Fancy a shag (rug)? How about a '50s dinette set, an authentic lava lamp or a vintage flapper dress? Mod Living crams all of the above, and much more, into its understated space on East Colfax; it's a veritable museum of affordable art and furnishings for the nostalgia-minded decorator. Ranging from classic to kitschy, the tastefully cluttered store's wares are both practical and just plain fun.
Did you know that Queen Victoria had quite an impressive collection of Chinese snuff boxes? The friendly and resourceful owners of Decorables do, and they'll be happy to tell you all about it as you browse the elegant and eclectic aisles of this airy antiques gallery, which makes its home in a former East Colfax bank. And while Decorables' own display of snuff stuff doesn't quite rival that of the British Empire, the shop's cross-cultural collections -- from marble Buddha statues to Hummel figurines -- are regal in their own right. Unpretentious and accessible, Decorables is a find.
Antique Row is charming, as are many of the eclectic boutiques and specialty stores that line commercial stretches along South Broadway. But the thrill of pawing through miscellaneous merchandise is often tempered by the reality of sticker shock -- something that convinces many of us to browse rather than buy. Not so at ARC, where the price is always right and the goods are always pleasantly unpredictable. With weekly specials and perennial bargains on used clothing, housewares, books and furniture, the large store is a haven for those who appreciate a good deal, as well as a fun alternative for frugal treasure hounds. Thrift is a virtue -- and so are community-spirited stores like ARC.
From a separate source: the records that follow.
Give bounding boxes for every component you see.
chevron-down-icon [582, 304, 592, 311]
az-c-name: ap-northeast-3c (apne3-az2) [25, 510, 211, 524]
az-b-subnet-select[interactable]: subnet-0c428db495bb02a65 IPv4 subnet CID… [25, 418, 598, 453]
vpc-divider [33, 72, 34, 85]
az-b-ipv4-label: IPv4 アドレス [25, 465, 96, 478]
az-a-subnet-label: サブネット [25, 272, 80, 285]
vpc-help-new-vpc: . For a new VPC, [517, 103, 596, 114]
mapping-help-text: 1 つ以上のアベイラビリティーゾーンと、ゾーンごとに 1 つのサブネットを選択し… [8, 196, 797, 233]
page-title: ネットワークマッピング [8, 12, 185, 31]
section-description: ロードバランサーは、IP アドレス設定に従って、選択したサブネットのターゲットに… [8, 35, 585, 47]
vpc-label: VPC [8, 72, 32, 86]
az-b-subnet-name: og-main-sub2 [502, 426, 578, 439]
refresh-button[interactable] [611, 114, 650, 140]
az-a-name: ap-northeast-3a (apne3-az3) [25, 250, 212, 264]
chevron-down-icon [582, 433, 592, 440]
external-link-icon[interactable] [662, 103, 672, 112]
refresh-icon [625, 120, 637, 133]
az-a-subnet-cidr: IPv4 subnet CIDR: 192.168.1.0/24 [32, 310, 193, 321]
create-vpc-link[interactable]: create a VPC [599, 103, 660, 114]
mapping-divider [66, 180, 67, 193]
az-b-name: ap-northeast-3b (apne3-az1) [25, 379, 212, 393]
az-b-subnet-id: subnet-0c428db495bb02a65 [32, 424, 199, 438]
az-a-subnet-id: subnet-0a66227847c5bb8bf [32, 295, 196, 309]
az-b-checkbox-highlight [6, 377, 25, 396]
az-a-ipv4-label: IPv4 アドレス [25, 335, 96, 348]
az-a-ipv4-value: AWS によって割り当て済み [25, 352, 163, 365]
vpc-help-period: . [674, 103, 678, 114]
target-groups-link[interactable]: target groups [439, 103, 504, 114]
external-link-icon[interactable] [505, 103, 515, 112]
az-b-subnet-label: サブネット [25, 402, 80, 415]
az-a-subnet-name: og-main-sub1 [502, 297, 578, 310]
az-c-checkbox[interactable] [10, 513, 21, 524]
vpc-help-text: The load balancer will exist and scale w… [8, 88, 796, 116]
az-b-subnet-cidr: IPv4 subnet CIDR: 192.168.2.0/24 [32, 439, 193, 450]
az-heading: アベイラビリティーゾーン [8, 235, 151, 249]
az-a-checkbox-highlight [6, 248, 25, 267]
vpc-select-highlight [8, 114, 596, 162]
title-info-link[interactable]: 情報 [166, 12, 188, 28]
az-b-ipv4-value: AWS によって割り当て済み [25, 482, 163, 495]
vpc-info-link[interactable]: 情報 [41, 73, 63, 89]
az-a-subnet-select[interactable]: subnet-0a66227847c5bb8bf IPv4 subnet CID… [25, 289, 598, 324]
It's fun trying to stump the sales staff in Peppercorn's kitchen department, but no matter what you ask for -- a kitchen scale, grilling equipment for summer, pastry bags, woks, an ice-cream maker, pots and pans, toasters, KitchenAids or shells for your coquilles St. Jacques, chances are they'll have it. They also have shelves and shelves of prepared foods that make for great gift baskets, including English teas and marmalades, German marzipan, Italian olive oils, Belgian chocolates and gourmet coffees. There's lots of bright everyday crockery, as well as a long wall filled with every current cookbook you've heard of -- and loads that you haven't. And that's just on the ground floor. Upstairs you'll find exquisite modern china, linens and gorgeous crystal glasses.
Diamond Lil's is a porn shop and proud of it -- as evidenced by the enthusiastic lighted sign that invites the curious and carnal-minded alike inside. Located in a historic building that began as Kopper's Hotel and Saloon in 1899, Diamond Lil's happens to be the only remaining porn shop downtown -- but it's gone above and beyond the call of duty with its excellent restoration work. And while the merchandise is of the traditional sex-toys-and-videos variety, the store's live-performance gallery sets Diamond Lil's apart as a true rarity, as well as a throwback to the era of voyeuristic antiquity. Through the looking glass, you can openly gawk as Lil's adult "dancers" writhe and wriggle for your viewing pleasure. Some might say Lil's itself is a historic treasure.